"American consumers are sick and tired of unwanted robocalls, this consumer among them. Caller ID authentication will be a significant step towards ending the scourge of spoofed robocalls. It's time for carriers to implement robust caller ID authentication." – FCC Chairman Ajit Pai

How Will Caller ID Authentication Help Consumers?

Caller ID authentication is a new system aimed at combating illegal caller ID spoofing. Such a system is critical to protecting Americans from scam spoofed robocalls and would erode the ability of callers to illegally spoof a caller ID, which scammers use to trick Americans into answering their phones when they shouldn't. Additionally, consumers and law enforcement alike could more readily identify the source of illegal robocalls and reduce their frequency and impact. Industry stakeholders are working to implement caller ID authentication, which is sometimes called STIR/SHAKEN. Once implemented, it should greatly help the accuracy of caller ID information and should allow voice service providers to provide helpful information to their consumers about which calls to answer.

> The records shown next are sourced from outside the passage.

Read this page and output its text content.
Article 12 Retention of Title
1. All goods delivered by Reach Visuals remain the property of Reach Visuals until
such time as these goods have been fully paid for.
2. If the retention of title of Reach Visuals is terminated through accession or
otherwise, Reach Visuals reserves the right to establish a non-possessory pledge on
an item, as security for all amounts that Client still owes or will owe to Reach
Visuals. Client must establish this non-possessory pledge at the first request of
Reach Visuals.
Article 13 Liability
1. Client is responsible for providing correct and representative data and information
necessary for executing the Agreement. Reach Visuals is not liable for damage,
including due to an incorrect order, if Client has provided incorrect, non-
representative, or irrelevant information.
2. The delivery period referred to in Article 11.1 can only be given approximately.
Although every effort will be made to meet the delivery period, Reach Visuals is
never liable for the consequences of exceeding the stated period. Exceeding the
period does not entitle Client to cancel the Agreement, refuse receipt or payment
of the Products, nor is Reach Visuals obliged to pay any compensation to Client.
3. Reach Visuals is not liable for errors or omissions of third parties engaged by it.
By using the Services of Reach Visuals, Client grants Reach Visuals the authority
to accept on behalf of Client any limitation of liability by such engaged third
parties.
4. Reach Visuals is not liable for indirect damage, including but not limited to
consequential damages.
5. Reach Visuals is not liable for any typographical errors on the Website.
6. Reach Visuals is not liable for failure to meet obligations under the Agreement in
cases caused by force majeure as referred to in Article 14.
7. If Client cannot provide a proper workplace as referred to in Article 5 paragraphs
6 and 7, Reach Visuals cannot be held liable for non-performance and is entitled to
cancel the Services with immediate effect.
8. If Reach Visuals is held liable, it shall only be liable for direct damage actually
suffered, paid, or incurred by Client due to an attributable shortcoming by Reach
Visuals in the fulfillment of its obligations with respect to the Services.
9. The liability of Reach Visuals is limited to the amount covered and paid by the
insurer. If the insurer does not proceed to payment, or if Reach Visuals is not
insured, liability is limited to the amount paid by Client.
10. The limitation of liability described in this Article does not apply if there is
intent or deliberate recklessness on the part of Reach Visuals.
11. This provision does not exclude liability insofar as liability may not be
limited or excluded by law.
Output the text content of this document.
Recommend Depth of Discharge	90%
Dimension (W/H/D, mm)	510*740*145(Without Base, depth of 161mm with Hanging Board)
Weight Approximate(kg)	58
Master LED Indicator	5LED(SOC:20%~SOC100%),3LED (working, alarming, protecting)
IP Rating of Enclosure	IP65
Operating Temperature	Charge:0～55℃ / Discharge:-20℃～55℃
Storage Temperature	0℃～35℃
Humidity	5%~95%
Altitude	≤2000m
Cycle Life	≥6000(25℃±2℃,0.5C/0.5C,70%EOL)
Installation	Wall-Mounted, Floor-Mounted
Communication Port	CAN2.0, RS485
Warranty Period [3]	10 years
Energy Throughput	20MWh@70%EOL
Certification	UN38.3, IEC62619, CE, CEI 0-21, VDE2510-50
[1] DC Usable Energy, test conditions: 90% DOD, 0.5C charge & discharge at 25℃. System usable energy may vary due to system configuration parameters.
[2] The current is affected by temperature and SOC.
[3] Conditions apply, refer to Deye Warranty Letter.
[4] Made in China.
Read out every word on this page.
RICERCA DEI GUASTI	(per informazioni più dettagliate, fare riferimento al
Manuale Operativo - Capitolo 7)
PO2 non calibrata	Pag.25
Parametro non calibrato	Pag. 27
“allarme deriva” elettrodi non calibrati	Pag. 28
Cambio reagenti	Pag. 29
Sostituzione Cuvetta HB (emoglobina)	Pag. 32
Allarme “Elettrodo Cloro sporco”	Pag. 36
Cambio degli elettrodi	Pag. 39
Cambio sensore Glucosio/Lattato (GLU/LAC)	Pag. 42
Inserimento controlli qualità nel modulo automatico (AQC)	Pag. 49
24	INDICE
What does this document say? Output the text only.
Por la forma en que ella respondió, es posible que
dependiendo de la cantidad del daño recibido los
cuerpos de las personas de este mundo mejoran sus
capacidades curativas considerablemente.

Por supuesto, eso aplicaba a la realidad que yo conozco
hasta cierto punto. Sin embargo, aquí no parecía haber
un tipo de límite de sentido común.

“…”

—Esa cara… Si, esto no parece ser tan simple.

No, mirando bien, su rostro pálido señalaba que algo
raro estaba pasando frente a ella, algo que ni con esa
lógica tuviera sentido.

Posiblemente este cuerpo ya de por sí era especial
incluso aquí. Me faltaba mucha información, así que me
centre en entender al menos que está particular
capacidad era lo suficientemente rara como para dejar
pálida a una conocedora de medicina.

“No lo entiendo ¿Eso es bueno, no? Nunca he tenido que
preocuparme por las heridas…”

What Does STIR/SHAKEN Mean?

STIR/SHAKEN is a framework of interconnected standards. STIR/SHAKEN are acronyms for the Secure Telephone Identity Revisited (STIR) and Signature-based Handling of Asserted Information Using toKENs (SHAKEN) standards. This means that calls traveling through interconnected phone networks would have their caller ID "signed" as legitimate by originating carriers and validated by other carriers before reaching consumers. STIR/SHAKEN digitally validates the handoff of phone calls passing through the complex web of networks, allowing the phone company of the consumer receiving the call to verify that a call is in fact from the number displayed on Caller ID.

What Is the FCC Doing?

The FCC is leading the push for industry adoption of these standards to help consumers as quickly as possible. The Commission prompted real progress in call authentication by starting a formal inquiry in July 2017, seeking public input on the best way to establish a reliable system to verify the caller ID information that appears on the recipient's phone. This resulted in a North American Numbering Council-recommended framework for implementing an industry-developed standard to help prevent illegal attempts to trick consumers through caller ID spoofing. STIR/SHAKEN should establish a reliable authentication system that will help strengthen call-blocking services and unmask spoofed calls.

In November 2018, Chairman Pai demanded that the phone industry adopt a robust call authentication system to combat illegal caller ID spoofing and implement that system within a year. Chairman Pai sent letters to the major voice providers asking them to outline their plans to protect their customers and implement the STIR/SHAKEN standards—and do so without delay. In February 2019, Chairman Pai welcomed many carriers' commitments to meeting his timeline for implementation, called on others to "catch up," and made clear that the FCC would consider regulatory intervention if necessary. In June 2019, the Commission adopted a Notice of Proposed Rulemaking, that proposed and sought comment on mandating implementation of STIR/SHAKEN if the end-of-2019 deadline wasn't met.

Chairman Pai also scheduled a STIR/SHAKEN Robocall Summit for July 11 to examine the industry's progress toward meeting his deadline and to identify any challenges to the deployment of the STIR/SHAKEN framework and discuss how best to overcome them. In March 2020, the Commission adopted new rules requiring all originating and terminating voice service providers to implement caller ID authentication using STIR/SHAKEN technological standards in the Internet Protocol (IP) portions of their networks by June 30, 2021. The Commission also adopted a Further Notice of Proposed Rulemaking to take public comment on additional caller ID authentication rules.